A number of models have recently been proposed in order to explain how tumor cell populations evolve to acquire molecular alterations in metastasis virulence genes. (A) The normal differentiation programs of the cells-of-origin from which certain primary tumors are derived may already dictate the altered activity of various metastasis virulence genes (depicted in gray). Upon subsequent oncogenic transformation and systemic dissemination, these cells may therefore be capable of completing the process of metastatic colonization. (B) Cells that are only partially metastasis-competent (i.e., tumor cells that have acquired a series of mutations that confer the capacity to disseminate systemically, but are initially unable to colonize foreign microenvironments) may arrive at distant organs, where they then undergo further genetic and/or epigenetic evolution within these foreign microenvironments in order to achieve full metastatic competence. Such molecular evolution would likely include alterations in metastasis virulence genes. (C) Purely by chance, mutations in metastasis virulence genes may accumulate stochastically as “passenger mutations” within tumor cell clones that bear unrelated “driver mutations” that serve to fuel the clonal expansion of these cells within primary tumors. (D) The phenomenon of tumor self-seeding indicates that already-metastasized cells are capable of re-infiltrating the primary tumor from which they originated.
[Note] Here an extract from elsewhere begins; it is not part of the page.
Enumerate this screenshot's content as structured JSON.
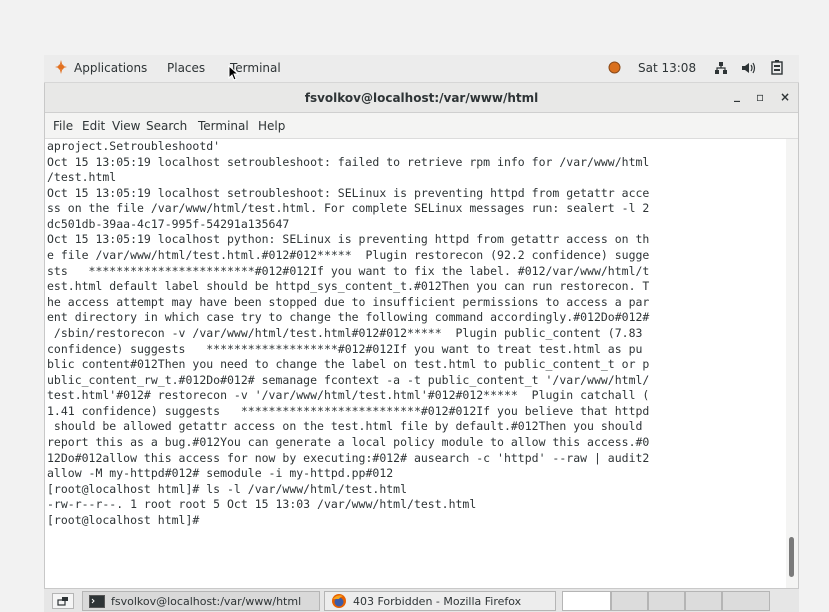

Hence, carcinoma cells present in metastases (which have come to acquire molecular alterations in metastasis virulence genes via either of the models proposed above – as indicated by the asterisk) may become increasingly represented within their primary-tumor-of-origin (re-infiltrating cells are depicted in blue). (E) The parallel progression model asserts that quasi-normal epithelial cells (depicted in orange) disseminate very early from pre-neoplastic lesions. Subsequently, these cells undergo molecular evolution at future sites of metastasis formation. Notably, such sites represent locations where mutations in metastasis virulence genes are now selectively advantageous. Carcinoma cells are depicted in red.

Because metastases are culpable for >90% of cancer-associated mortality, truly efficacious anti-metastatic therapies are desperately needed. (A) Various rationally designed anti-metastatic compounds trigger measurable responses in pre-clinical preventative settings where treatment is initiated prior to the formation of primary tumors or metastases. (B) Unfortunately, however, many agents that display efficacy in preventative pre-clinical models fail to impair metastasis in pre-clinical intervention settings where treatment is initiated only after the formation of small micrometastases (depicted in blue). Because carcinoma patients frequently already harbor significant numbers of disseminated tumor cells at the time of initial disease presentation, the ultimate translational utility of compounds that are unable to alter the behavior of already-formed metastases is likely be quite limited. In contrast, dasatinib, medroxyprogesterone acetate (MPA), miR-31 mimetics, bisphosphonates, denosumab, SD-208, and LY2157299 inhibit the metastatic outgrowth of already-disseminated tumor cells in intervention assays (depicted in gray). (C) In the end, agents that are capable of eliciting the regression of already-established macroscopic metastases may possess the greatest clinical utility. Compounds displaying such efficacy in pre-clinical intervention settings are quite rare, though several examples have been reported – namely, miR-31 mimetics, bisphosphonates, denosumab, SD-208, and LY2157299. In contrast, many other compounds are incapable of altering the behavior of already-established macroscopic metastases (indicated in blue) – including agents that display efficacy against small micrometastases prior to their overt metastatic colonization. Carcinoma cells are depicted in red. Therapeutic agents whose mechanism of action is believed to principally involve the targeting of non-neoplastic stromal cells are presented within the orange boxes. MMP: matrix metalloproteinase; MPA: medroxyprogesterone acetate.